Там, на западе, остались седое, хмурое, но такое милое Священное Озеро, серебряно-яркая река, широкий зеленый луг и много людей милых и близких сердцу.
Здесь же широкими взмахами взметнулись к бирюзовому небу бурые, красные и серые горы, улегся маленький городок с широкими ровными улицами, маленький городок, ворвавшейся в сердце соснового леса, много чужих враждебных глаз и застывший над жизнью, почти осязаемый ужас.
А мы были только вдвоем: я и Самуил.
И чужие подозрительные, высматривающие глаза впивались в нас особенно подозрительно и упорно. И ужас такой обыденной жизни лепился вокруг нас, обступал тесно и хотел закружить нас так же, как и всех здешних людей. А, может быть, больше, чем всех.
Потому что оба мы были оттуда, где еще била ключом жизнь, где отклики и раскаты радостной грозы звучали еще бодро и громко.
Сюда, в маленький городок, окаймленный горами, мы приехали без видимой и ясной цели. Просто — молодость гнала нас вперед, и, так как стояли мы обращенные лицами к востоку, то и попали сюда, где умирала жизнь. И еще и потому, что беспрерывная сутолока больших городов давила нас и гнала к тихим, сонным и уютным жилищам и в бесшумные улицы вот таких городков.
Но мы попали не в сонный город, а в мертвый.
Вокруг все было разгромлено. Все живые люди исчезли: кто был захвачен, кто еще бродил на свободе, которая была горше во сто крат худой неволи. Два-три своих человека, которые встретили нас, озабочено советовали нам ехать еще дальше на восток,
— Там еще не все погибло — сказали они.
Но с задором молодости мы ответили на их настойчивые советы беспечным отказом:
— Нет! Нет, мы побудем здесь. Городок такой уютный... Да еще и можно кой-что наладить... Не нужно только опускать рук, падать духом, размякать!..

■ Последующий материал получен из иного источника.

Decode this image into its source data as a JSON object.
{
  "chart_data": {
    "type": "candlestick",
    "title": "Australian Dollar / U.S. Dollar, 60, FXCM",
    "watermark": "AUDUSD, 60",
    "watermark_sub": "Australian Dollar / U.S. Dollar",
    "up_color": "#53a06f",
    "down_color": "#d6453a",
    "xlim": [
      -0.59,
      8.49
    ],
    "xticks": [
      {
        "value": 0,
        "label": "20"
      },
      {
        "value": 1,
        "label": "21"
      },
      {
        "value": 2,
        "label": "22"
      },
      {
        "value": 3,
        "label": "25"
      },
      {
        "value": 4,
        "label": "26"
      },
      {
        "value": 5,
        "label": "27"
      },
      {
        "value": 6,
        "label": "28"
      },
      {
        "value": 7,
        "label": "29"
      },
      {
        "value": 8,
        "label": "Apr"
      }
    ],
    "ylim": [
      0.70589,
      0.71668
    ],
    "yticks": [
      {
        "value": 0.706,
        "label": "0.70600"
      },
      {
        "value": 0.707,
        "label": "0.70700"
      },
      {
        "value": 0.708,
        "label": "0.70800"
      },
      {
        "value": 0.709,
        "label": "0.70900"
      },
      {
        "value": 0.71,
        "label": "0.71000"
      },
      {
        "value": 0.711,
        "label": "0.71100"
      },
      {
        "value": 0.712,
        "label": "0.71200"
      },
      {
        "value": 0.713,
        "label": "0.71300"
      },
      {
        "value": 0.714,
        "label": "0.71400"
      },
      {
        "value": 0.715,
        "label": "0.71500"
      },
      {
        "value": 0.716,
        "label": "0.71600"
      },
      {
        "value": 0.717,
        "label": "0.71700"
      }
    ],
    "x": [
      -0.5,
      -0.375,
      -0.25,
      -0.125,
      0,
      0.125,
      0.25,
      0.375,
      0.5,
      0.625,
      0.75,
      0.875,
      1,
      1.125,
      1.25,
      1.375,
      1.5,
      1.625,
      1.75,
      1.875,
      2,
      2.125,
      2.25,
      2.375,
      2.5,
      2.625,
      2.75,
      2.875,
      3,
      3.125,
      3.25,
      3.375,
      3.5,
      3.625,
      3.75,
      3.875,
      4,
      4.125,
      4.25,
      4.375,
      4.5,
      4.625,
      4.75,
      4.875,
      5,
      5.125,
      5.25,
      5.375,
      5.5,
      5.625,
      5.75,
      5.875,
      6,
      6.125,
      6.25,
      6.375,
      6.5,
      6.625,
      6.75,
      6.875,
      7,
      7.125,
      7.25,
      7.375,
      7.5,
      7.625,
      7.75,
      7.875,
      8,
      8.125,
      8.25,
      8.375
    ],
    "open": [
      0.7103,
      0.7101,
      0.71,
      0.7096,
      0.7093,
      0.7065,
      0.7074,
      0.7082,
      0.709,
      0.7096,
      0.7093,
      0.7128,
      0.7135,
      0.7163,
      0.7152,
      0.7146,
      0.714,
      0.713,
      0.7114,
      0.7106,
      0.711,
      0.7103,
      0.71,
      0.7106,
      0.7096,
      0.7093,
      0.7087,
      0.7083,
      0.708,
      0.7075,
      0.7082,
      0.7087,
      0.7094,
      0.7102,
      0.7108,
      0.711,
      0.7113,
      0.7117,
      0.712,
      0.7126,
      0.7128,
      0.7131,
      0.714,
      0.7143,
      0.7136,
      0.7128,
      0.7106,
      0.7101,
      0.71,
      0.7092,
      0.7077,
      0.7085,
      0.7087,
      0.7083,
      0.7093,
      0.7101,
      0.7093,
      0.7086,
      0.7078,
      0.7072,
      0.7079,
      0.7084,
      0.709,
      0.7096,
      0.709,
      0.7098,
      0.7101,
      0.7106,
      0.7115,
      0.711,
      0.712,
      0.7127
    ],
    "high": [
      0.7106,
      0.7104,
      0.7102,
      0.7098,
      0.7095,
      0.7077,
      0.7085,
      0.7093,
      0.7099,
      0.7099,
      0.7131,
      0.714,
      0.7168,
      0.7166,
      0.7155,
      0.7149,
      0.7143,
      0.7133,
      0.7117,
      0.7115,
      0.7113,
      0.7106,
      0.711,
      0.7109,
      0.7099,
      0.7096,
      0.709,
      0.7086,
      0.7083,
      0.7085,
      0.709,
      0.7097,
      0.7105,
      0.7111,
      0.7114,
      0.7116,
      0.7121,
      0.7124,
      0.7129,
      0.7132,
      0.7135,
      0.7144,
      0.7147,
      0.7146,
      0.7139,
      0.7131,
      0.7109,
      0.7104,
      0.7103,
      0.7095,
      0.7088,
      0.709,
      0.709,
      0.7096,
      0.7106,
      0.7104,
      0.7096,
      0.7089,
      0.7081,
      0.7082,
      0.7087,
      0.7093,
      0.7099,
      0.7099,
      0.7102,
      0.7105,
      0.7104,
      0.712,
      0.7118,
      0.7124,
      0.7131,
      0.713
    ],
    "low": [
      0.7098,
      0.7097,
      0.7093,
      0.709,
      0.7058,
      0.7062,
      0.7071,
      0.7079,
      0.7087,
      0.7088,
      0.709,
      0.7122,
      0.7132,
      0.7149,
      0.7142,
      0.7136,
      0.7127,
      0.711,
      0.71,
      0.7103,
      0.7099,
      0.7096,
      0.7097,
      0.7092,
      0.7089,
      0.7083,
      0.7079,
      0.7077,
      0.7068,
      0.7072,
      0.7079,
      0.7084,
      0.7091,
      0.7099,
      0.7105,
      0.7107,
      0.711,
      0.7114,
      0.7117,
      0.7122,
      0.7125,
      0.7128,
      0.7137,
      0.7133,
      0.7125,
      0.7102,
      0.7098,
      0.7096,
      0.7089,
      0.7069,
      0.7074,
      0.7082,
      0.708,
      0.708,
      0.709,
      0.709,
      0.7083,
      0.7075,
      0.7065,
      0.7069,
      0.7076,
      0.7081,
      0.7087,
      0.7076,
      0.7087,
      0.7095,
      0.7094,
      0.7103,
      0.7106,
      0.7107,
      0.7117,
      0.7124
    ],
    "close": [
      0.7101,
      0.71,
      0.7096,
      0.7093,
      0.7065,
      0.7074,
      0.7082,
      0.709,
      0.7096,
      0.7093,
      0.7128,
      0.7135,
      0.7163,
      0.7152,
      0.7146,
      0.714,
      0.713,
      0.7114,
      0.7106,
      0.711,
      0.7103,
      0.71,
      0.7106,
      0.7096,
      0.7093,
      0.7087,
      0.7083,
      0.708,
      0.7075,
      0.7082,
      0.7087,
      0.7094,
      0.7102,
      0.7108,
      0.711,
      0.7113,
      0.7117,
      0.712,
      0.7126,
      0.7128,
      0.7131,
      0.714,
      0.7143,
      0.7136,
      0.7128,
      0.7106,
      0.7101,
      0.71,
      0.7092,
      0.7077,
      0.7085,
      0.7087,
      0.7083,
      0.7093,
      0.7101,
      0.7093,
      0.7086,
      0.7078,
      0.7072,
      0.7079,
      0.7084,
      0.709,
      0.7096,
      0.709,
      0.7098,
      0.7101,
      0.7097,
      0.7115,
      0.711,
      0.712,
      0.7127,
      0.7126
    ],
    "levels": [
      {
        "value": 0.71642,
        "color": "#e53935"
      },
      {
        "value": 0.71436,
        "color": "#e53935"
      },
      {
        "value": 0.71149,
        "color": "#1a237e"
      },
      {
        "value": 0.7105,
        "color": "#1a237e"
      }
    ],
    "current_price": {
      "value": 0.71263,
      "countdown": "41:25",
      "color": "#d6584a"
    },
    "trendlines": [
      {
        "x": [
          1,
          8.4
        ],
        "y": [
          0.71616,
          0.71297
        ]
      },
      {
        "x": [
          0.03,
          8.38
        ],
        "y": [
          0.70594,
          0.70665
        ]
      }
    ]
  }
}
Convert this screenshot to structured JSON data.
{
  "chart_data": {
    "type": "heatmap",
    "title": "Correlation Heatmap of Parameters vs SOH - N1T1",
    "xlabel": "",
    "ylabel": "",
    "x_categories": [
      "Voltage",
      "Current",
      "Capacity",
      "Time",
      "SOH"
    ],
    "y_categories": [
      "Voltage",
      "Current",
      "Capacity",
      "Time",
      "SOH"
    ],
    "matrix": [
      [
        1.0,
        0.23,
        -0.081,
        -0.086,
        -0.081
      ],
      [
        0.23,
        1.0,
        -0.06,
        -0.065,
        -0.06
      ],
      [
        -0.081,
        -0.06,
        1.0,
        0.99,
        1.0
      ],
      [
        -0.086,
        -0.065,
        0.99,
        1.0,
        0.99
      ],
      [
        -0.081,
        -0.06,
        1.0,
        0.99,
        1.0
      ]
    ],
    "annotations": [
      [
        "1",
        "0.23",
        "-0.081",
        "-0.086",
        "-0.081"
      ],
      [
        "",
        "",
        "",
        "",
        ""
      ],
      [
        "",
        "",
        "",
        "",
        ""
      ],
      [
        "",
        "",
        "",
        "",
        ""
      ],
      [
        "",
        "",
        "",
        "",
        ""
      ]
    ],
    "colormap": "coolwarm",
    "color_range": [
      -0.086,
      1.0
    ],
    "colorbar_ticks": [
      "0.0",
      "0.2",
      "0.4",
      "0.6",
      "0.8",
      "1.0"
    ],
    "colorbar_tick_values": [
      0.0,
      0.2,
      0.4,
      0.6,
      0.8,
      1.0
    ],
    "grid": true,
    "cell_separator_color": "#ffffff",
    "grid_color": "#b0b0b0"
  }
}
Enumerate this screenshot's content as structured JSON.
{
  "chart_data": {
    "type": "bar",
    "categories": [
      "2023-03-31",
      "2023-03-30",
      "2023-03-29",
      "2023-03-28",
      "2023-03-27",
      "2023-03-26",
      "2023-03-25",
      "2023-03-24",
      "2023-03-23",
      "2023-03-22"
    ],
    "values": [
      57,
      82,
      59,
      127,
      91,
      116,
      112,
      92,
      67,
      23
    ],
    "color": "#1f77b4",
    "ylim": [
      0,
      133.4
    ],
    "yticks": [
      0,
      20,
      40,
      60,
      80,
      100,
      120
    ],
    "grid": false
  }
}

Но наши советчики только с большей заботой качали головами и странно глядели на нас. Они были отягчены своею мудростью: они знали всю полноту ужаса, всю величину опасности, ждущей нас.
Мы же были молоды...
Несколько дней мы бесцельно пытались сделать что-нибудь, наладить рухнувшее дело: своими слабыми руками поднять упавшую твердыню. Ничего нельзя было сделать. Не было людей. Кругом было мертво.
Тогда мы решили отдохнуть здесь. Просто отдохнуть, — а потом ехать дальше.
— На востоке, — весело скаля свои ослепительно белые зубы, говорил Самуил: — на востоке есть море — большое море, — туда и двинемся!..
И вот начался наш отдых.
Мы ходили по окрестностям города. Нарочно утопали в равнинах рыхлого еще молодого снега. Взбирались на горы, оставляя за собой глубокий синеющий след, и оттуда глядели вниз на уютный городок. И смех звучал у нас радостно и безмятежно.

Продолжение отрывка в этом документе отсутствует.